Fortini: “L’obiettivo è quello di congiungere terapie riabilitative e momenti di socializzazione”
“Il progetto di ‘VELATERAPIA’, che vedrà il suo esordio domenica 8 maggio alla darsena di Fiumicino, nasce dalla collaborazione di molteplici organizzazioni – spiega Armando Fortini, Presidente della Lega Navale Italiana di Fiumicino – dalla AiCS Associazione Italiana Cultura e Sport sezione vela, dalla Lega Navale Italiana Sezione di Fiumicino, dall’AIPD Associazione Italiana Persone DOWN dal ROTARY San Pietro Satellite del Roma Tevere, ma soprattutto dalla grande collaborazione della Capitaneria di Porto di Fiumicino e dalla spinta propulsiva del Comandate Giuseppe Strano e di tutto il personale della Capitaneria che, grazie alla sua sensibilità e passione per il mare, siamo riusciti a dare inizio a questo progetto”.
“L’idea di poter dare la possibilità, a tutte le persone con e senza disabilità, di poter vivere un’esperienza verso la crescita personale, l’integrazione e la condivisione della cultura e dei veri valori legati al mare, sono i punti cardine del progetto – sottolinea Fortini – L’acqua e la vela costituiscono un binomio come terapia e riabilitazione sociale, una prova per superare il disagio dell’handicap, uno sforzo per raggiungere la normalità, attraverso un progetto che, apparentemente, sembra un sogno”.

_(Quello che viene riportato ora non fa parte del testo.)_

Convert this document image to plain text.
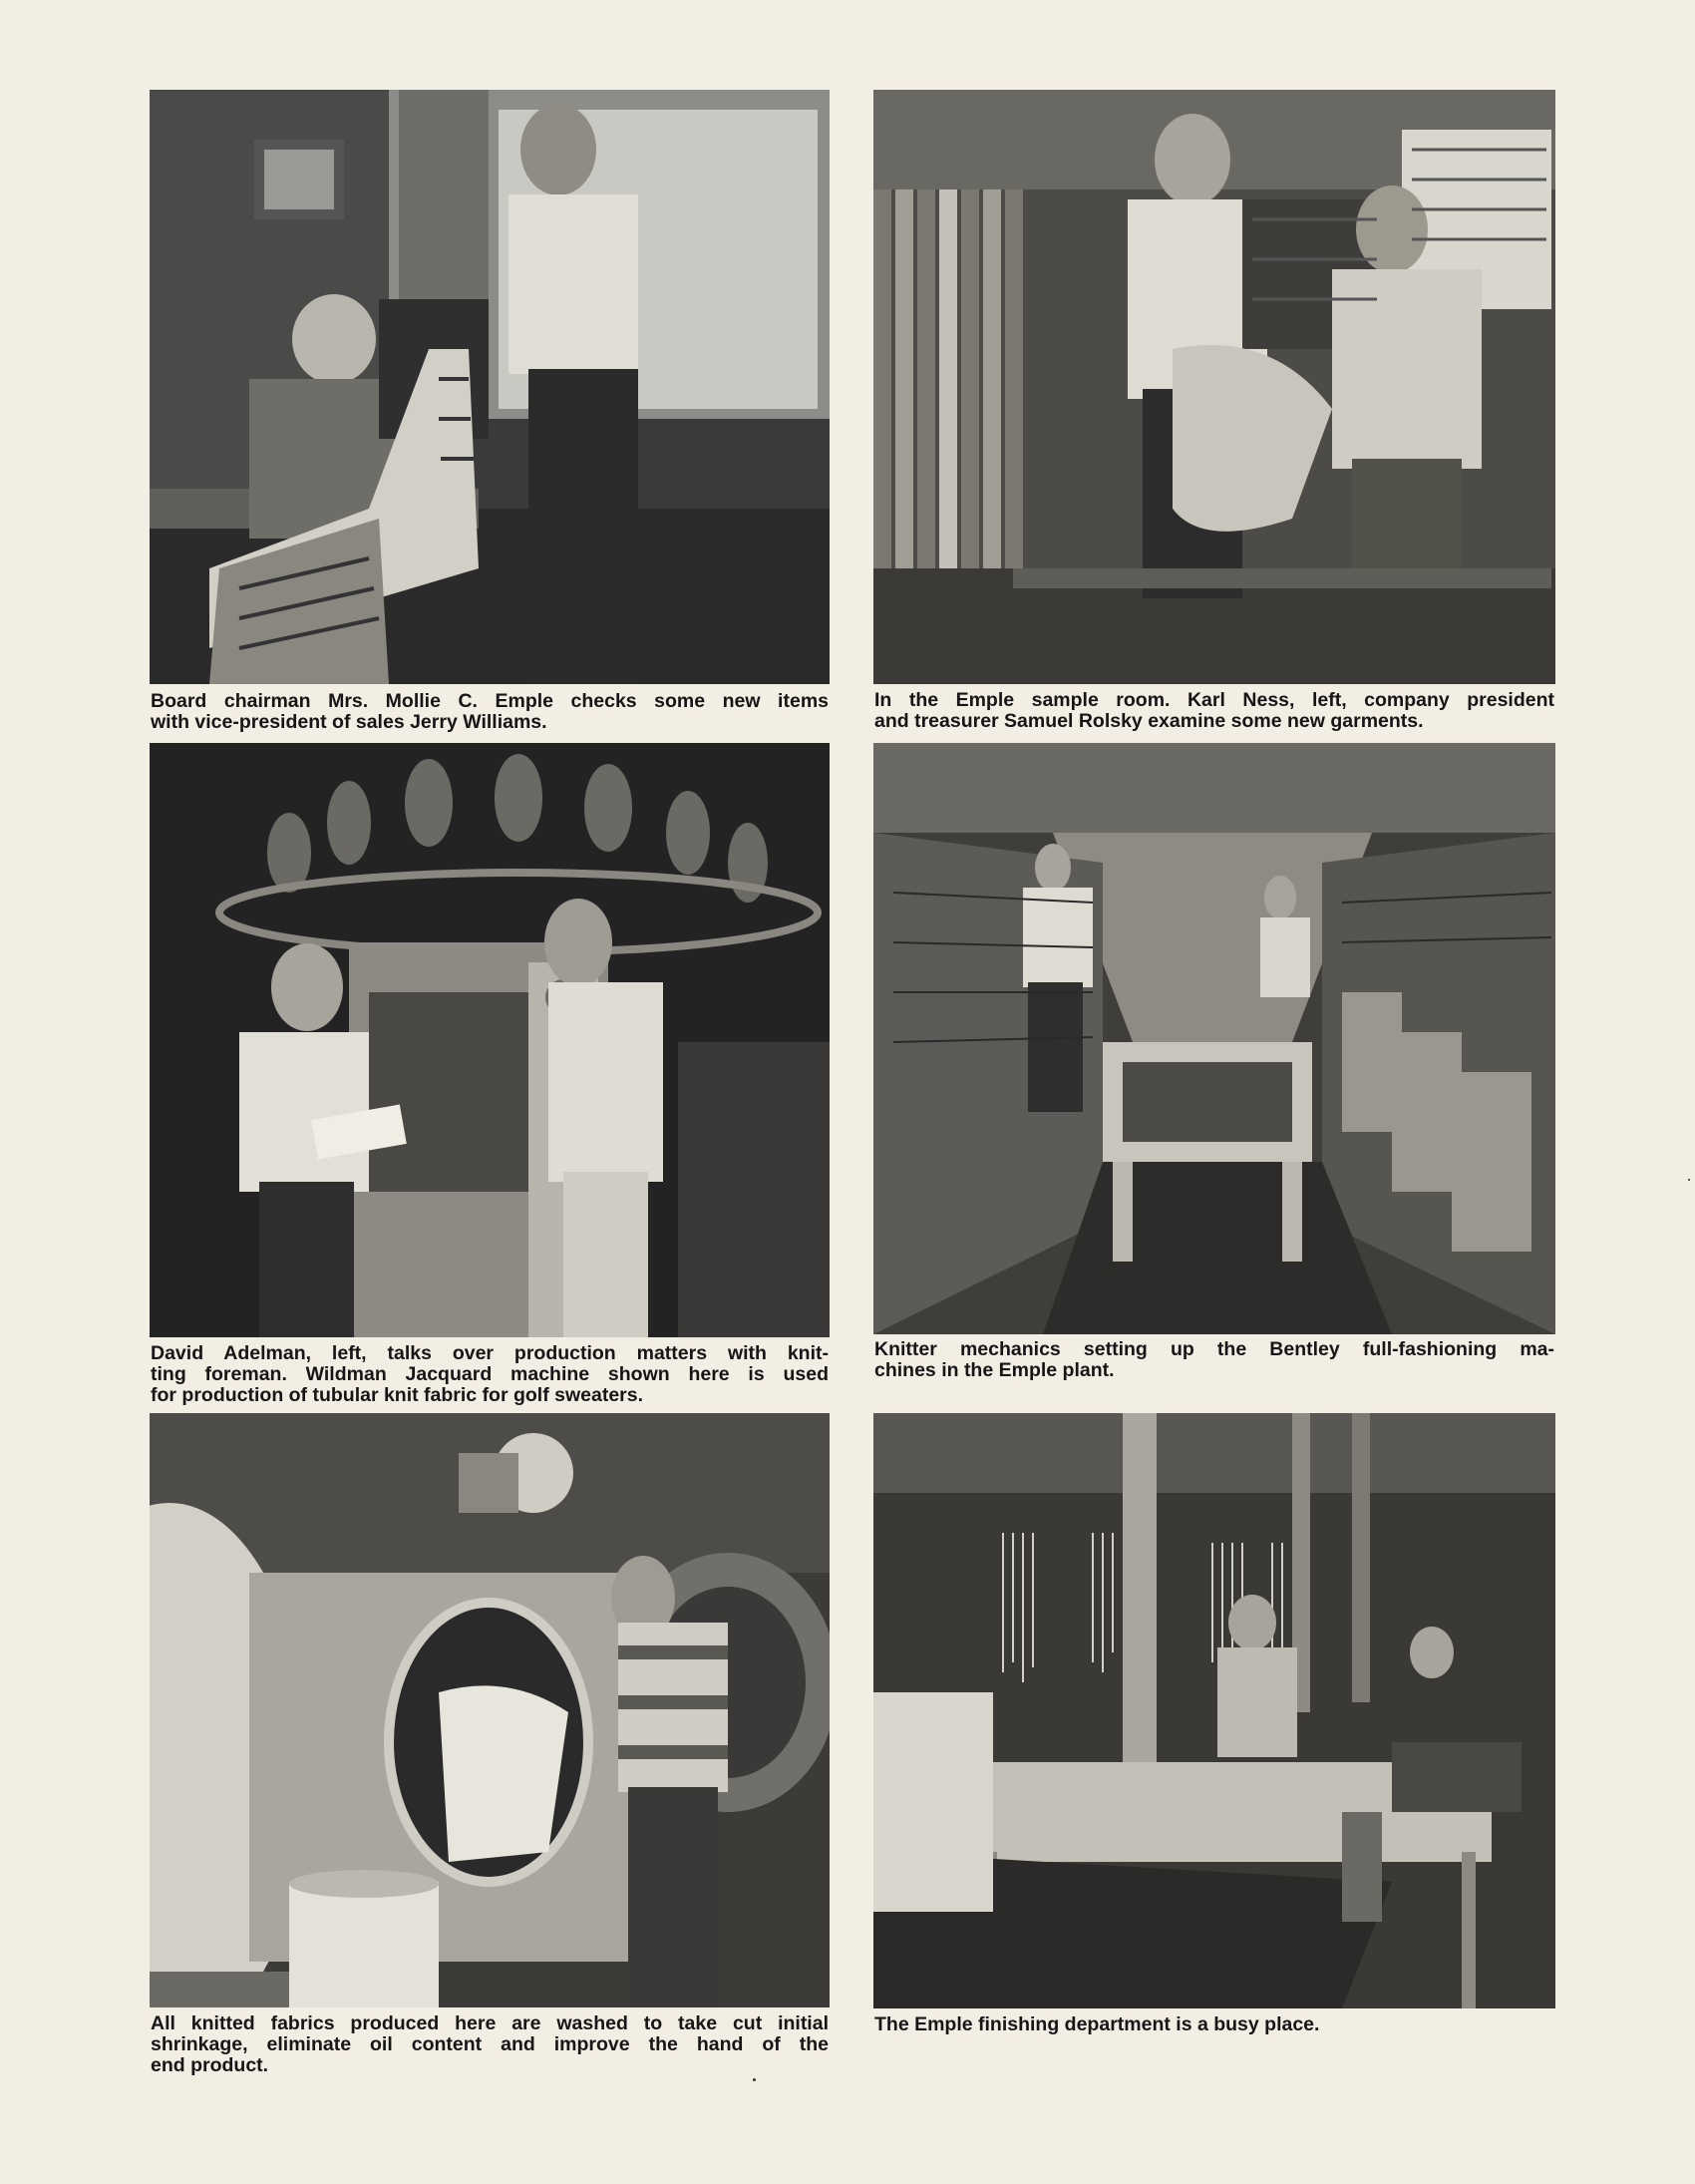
Board chairman Mrs. Mollie C. Emple checks some new items

with vice-president of sales Jerry Williams.

In the Emple sample room. Karl Ness, left, company president

and treasurer Samuel Rolsky examine some new garments.

David Adelman, left, talks over production matters with knit-

ting foreman. Wildman Jacquard machine shown here is used

for production of tubular knit fabric for golf sweaters.

Knitter mechanics setting up the Bentley full-fashioning ma-

chines in the Emple plant.

All knitted fabrics produced here are washed to take cut initial

shrinkage, eliminate oil content and improve the hand of the

end product.

The Emple finishing department is a busy place.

“L’obiettivo è quello di congiungere terapie riabilitative e momenti di socializzazione. La sfida è portare la persona disabile a vivere la realtà della vela, come una esperienza da condividere insieme ai tanti compagni di equipaggio, in un clima di arricchimento personale e di socializzazione” conclude Armando Fortini, Presidente della Lega Navale Italiana di Fiumicino.